K. V. JOSHI1,7, N. Sirpu7, M. Shanmugam7, R. R. Poonooru3,4, P. Subramanyam3,4, C. Garrett3,4, S. Schlink7, S. Gerb7, J. Porter7,10, M. Yariswamy1,7, S. Nagaraj1,7, D. Kim13, J. Kunin10, T. Hoffman8, B. Telugu3,4, J. Bryan3,5,7, J. Kaifi1,2,8,9,11,12, S. Rachagani5,6,7 1University Of Missouri, Department Of Surgery, Columbia, MO, USA 2University Of Missouri, Institute For Data Science And Informatics, Columbia, MO, USA 3National Swine Resource and Research Center, Columbia, MO, USA 4University Of Missouri, Division Of Animal Sciences, Columbia, MO, USA 5University Of Missouri, Department Of Veterinary Medicine And Surgery, Columbia, MO, USA 6Ellis Fischel Cancer Center, Department Of Medicine-Division Of Hematology And Oncology, Columbia, MO, USA 7Roy Blunt NextGen Precision Health Institute, Columbia, MO, USA 8Harry S. Truman Memorial Veterans’ Hospital, Columbia, MO, USA 9Siteman Cancer Center, St. Louis, MO, USA 10University Of Missouri, Department Of Radiology, Columbia, MO, USA 11Washington University, Division Of Public Health Sciences, St. Louis, MO, USA 12Institute of Clinical and Translational Sciences, St. Louis, MO, USA 13University Of Missouri, Department Of Veterinary Pathobiology, Columbia, MO, USA
Introduction: Lung cancer is the leading cause of cancer-associated death in the United States. Since preclinical findings in small animal models vastly do not translate into human clinics, there is an urgent need to develop relevant preclinical large animal models for lung cancer. In the present study, we describe a novel method to induce lung cancer in transgenic Oncopigs carrying Cre inducible KrasG12D and TrP53R167H mutations (Oncopigs).

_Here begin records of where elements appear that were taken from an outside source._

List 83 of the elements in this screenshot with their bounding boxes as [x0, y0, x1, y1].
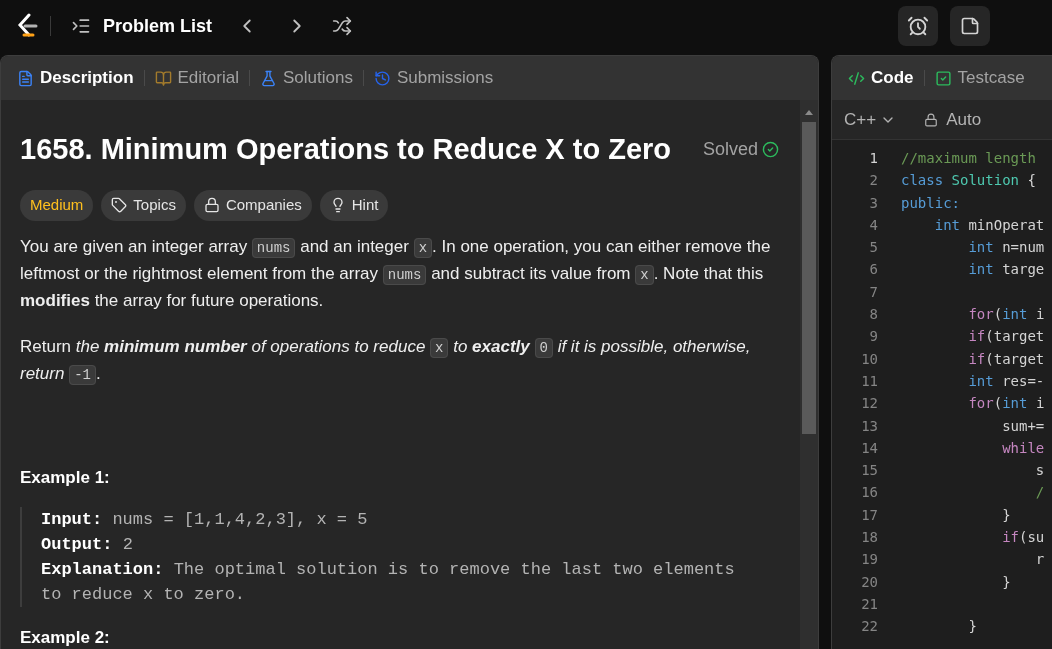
line-number: 13 [860, 416, 878, 436]
description-paragraph: You are given an integer array nums and an integer x . In one operation, you can either remove the leftmost or the rightmost element from the array nums and subtract its value from x . Note that this modifies the array for future operations. [20, 235, 772, 312]
line-number: 16 [860, 483, 878, 503]
code-line: sum+= [1001, 416, 1045, 436]
tag-button[interactable]: Topics [101, 189, 186, 221]
line-number: 19 [860, 550, 878, 570]
code-line: int minOperat [933, 215, 1045, 235]
example-line: Input: nums = [1,1,4,2,3], x = 5 [41, 509, 369, 531]
line-number: 9 [868, 327, 878, 347]
panel-tab[interactable]: Description [9, 61, 142, 95]
code-line: if(target [967, 327, 1045, 347]
tag-icon [111, 197, 128, 213]
line-number: 11 [860, 371, 878, 391]
line-number: 6 [868, 260, 878, 280]
scroll-up-icon[interactable] [804, 108, 814, 116]
panel-tab[interactable]: Submissions [365, 61, 502, 95]
checkbox-icon [934, 69, 952, 87]
history-icon [373, 69, 391, 87]
line-number: 14 [860, 438, 878, 458]
example-line: Explanation: The optimal solution is to remove the last two elements to reduce x to zero. [41, 559, 736, 606]
code-line: int res=- [967, 371, 1045, 391]
shuffle-icon[interactable] [332, 16, 353, 36]
line-number: 17 [860, 505, 878, 525]
alarm-clock-icon [907, 15, 929, 37]
document-icon [17, 69, 34, 87]
lock-icon [924, 112, 939, 127]
book-icon [154, 69, 172, 87]
code-line: int targe [967, 260, 1045, 280]
logo-icon[interactable] [16, 13, 38, 39]
code-line: class Solution { [901, 171, 1036, 191]
line-number: 12 [860, 394, 878, 414]
code-line: for(int i [967, 305, 1045, 325]
tag-button[interactable]: Hint [319, 189, 389, 221]
panel-tab[interactable]: Code [840, 61, 922, 95]
code-line: if(target [967, 349, 1045, 369]
line-number: 1 [868, 149, 878, 168]
line-number: 21 [860, 594, 878, 614]
flask-icon [259, 69, 277, 87]
code-line: while [1001, 438, 1045, 458]
code-line: for(int i [967, 394, 1045, 414]
example-heading: Example 1: [20, 466, 111, 489]
scroll-thumb[interactable] [802, 122, 816, 434]
lock-icon [203, 197, 220, 213]
line-number: 2 [868, 171, 878, 191]
code-line: public: [901, 193, 960, 213]
line-number: 10 [860, 349, 878, 369]
timer-button[interactable] [898, 6, 938, 46]
code-line: } [1001, 505, 1011, 525]
scrollbar[interactable] [800, 100, 818, 649]
code-icon [848, 69, 865, 87]
panel-tab[interactable]: Testcase [926, 61, 1033, 95]
language-select[interactable]: C++ [844, 106, 897, 133]
code-line: int n=num [967, 238, 1045, 258]
list-icon[interactable] [71, 16, 91, 36]
description-paragraph: Return the minimum number of operations to reduce x to exactly 0 if it is possible, otherwise, return -1 . [20, 335, 752, 387]
code-line: r [1034, 550, 1045, 570]
example-heading: Example 2: [20, 627, 111, 649]
line-number: 4 [868, 215, 878, 235]
code-line: s [1034, 461, 1045, 481]
line-number: 7 [868, 282, 878, 302]
line-number: 22 [860, 617, 878, 637]
tag-button[interactable]: Companies [193, 189, 312, 221]
code-line: } [1001, 572, 1011, 592]
problem-list-title[interactable]: Problem List [103, 12, 213, 40]
line-number: 15 [860, 461, 878, 481]
panel-tab[interactable]: Solutions [251, 61, 361, 95]
solved-status: Solved [702, 138, 758, 162]
example-line: Output: 2 [41, 534, 134, 556]
mode-label: Auto [946, 108, 982, 131]
difficulty-tag: Medium [20, 189, 94, 221]
code-line: / [1034, 483, 1045, 503]
problem-title: 1658. Minimum Operations to Reduce X to Zero [20, 132, 671, 167]
note-icon [960, 16, 980, 36]
code-line: } [967, 617, 977, 637]
line-number: 20 [860, 572, 878, 592]
panel-tab[interactable]: Editorial [146, 61, 247, 95]
code-line: if(su [1001, 528, 1045, 548]
notes-button[interactable] [950, 6, 990, 46]
line-number: 18 [860, 528, 878, 548]
line-number: 8 [868, 305, 878, 325]
line-number: 5 [868, 238, 878, 258]
line-number: 3 [868, 193, 878, 213]
code-line: //maximum length [901, 149, 1036, 168]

Methods: The Oncopigs carrying LSL-KrasG12D / TrP53R167H transgene (n=9; 6 females, and 3 males) at 9 weeks of age were anesthetized and Adenovirus (1×1011 PFU) carrying Cre recombinase gene (Ad-Cre) plus polybrene (1:100) and IL-8 (5 ng/ml) was injected via flexible bronchoscopy with two techniques: (1) Bronchial lavage (n=6) and (2) Transbronchial needle injection (n=3) into right cranial lung lobe and once in left caudal lobe. As controls, a combination of polybrene and/or IL-8 were injected without AdCre into the contralateral lobes in the same pigs (n=5). Oncopigs were monitored via clinical monitoring, blood counts, basic metabolic panel, and contrast-enhanced computed tomography (CT) imaging at 2-, 4-, 7-, and 10 weeks post-intervention.
Results: All animals tolerated the injections well and continued to do well clinically with expected weight gains. Blood counts and metabolic panels remained normal. At the site of injection/lavage, lung masses were detected on CT imaging performed at 2 weeks post-injections. There was a decrease in masses observed on CT at 7 weeks post-intervention; however, the decrease in size of the masses coincided with increasing attenuation. One pig had a right-sided pleural effusion which was monitored and appeared unchanged 7 weeks post-intervention. No distant metastases were observed on CT imaging. Lavage-based lesions appeared to be more heterogeneous with surrounding inflammatory changes. Transbronchial-injection-based lesions appeared more consolidated and coin-shaped without surrounding inflammatory changes. Control injection sites did not show any mass growth on CT imaging.
Conclusion: Lung tumors can be induced in transgenic Oncopigs and appear to be rapidly growing following both lavage and transbronchial AdCre injection, although differences in CT imaging characteristics were observed. The autopsies on five Oncopigs revealed macroscopically varying sizes of tumors after 8 weeks post-intervention. Currently, tumors are being characterized histopathologically, while another Oncopig cohort (n=4) is monitored longitudinally for tumor growth and development of metastases.